There is even better news. It isn't war, famine, infection or natural disaster that are cutting us down, although they certainly have their effect in some countries. Indeed, the horrors sometimes advocated to keep us in check are all counter-productive. Numbers bounce back after famines and pogroms, as people rush to fill the space.
The routes to long-term curtailment are all benign. People have fewer babies if the ones that do have survive infancy. Pensions reduce birth-rate – for then people don't need to fill the world with their offspring just to cater for their old age. Women opt to have fewer babies if they have some status and means of fulfillment apart from motherhood: the chance to work outside the home, and take part in their societies.
Fundamentalist religions can be an issue, but are not necessarily the prime cause of "pro-natalism". Italy's population was the first in western Europe go start going down – of the people's own volition. Yet Italy is still Catholic.
Women in South America render unto the Pope what is the Pope's – and then get on with their lives, including contraception, often bravely backed by their priests.
Pro-natalism tends to be political. The women in China now being urged to have only one child are the daughters of women who were told by Mao to have as many as possible, because he wanted a big army. As birth rate diminishes and people live longer the average age of the population increases.

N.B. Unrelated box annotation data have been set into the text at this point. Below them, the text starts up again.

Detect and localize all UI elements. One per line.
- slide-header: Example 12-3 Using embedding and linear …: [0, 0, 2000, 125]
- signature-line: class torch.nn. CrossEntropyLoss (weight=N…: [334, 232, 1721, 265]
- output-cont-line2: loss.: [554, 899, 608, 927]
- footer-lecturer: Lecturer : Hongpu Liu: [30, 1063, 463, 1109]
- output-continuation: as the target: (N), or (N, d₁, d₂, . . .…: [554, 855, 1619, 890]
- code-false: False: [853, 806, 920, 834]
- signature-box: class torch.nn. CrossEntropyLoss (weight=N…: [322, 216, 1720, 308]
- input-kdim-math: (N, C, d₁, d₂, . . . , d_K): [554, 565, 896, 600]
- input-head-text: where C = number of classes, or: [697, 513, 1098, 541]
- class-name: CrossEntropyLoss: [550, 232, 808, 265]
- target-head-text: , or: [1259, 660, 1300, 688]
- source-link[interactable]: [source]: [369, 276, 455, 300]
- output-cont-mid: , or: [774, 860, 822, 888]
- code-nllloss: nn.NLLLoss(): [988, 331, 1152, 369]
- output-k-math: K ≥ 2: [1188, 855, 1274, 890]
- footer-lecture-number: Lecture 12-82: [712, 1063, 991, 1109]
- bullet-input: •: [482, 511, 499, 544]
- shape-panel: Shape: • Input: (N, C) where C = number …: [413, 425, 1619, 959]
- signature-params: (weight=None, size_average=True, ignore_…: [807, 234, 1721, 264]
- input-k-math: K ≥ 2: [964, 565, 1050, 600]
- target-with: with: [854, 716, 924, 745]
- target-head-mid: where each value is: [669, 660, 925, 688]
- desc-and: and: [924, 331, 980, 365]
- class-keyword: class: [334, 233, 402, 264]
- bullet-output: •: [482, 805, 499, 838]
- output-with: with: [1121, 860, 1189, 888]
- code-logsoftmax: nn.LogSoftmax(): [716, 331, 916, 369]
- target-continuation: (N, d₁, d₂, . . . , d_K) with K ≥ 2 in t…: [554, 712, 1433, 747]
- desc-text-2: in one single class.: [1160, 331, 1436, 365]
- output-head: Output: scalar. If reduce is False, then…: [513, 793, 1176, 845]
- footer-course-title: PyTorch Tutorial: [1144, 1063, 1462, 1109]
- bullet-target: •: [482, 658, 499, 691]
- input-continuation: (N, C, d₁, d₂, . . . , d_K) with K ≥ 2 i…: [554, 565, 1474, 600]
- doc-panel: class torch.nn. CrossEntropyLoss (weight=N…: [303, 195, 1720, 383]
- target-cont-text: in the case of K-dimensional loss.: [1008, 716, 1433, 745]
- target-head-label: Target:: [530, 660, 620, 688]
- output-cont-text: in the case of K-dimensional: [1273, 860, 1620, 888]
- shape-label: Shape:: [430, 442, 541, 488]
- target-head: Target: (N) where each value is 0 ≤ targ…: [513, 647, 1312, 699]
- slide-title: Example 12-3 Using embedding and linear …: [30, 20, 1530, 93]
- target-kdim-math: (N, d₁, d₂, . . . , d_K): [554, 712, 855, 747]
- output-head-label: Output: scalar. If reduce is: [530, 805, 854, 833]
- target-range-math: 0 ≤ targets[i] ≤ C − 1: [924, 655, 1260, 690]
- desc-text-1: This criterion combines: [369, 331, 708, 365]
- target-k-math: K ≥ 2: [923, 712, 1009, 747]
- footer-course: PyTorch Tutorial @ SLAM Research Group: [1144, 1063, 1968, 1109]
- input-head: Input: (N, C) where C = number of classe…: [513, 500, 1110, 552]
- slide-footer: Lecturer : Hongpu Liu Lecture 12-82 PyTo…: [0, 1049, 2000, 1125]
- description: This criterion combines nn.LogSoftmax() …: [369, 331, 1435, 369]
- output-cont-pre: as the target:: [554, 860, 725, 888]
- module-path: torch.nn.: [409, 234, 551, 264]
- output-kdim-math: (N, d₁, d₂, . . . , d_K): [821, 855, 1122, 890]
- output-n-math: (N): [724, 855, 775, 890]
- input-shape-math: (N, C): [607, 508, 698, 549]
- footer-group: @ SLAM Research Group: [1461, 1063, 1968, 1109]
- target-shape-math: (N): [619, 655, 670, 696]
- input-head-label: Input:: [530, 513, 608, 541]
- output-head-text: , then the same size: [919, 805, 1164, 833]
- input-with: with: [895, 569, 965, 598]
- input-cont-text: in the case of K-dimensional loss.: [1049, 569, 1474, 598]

Pearce is sanguine about this, too. Oldies are nice, and although we can't tote barges and lift bails like we used to, we can still do good things, and generally less aggressively. Immigration is good, too. We in Britain should welcome the young Poles and Brazilians and so on to provide the workforce we can't do without until we can adjust our affairs to suit an older population.
So this is a wonderfully upbeat story, excellently told by Pearce, who has proved over the past 30 years to be among the very best commentators on the overall plight of humanity and the Earth. He roots politics in biology which is where, in the end, it is rooted.
Yet I still feel uneasy. There is nothing so good that cannot be messed up by the powers-that-be. For governments and corporations, Malthusian gloom is not an inconvenient truth but an all-too convenient lie. We are still told from on high that even to keep pace with human numbers we need to double food supply in the next few decades – so we need more big-time industrial farming with hi-tech inputs. There is no reason for this – except that it's profitable, and would maintain the political status quo. The future is indeed promising; but if we want to gather its fruits, then we need to find a very different way of running our affairs.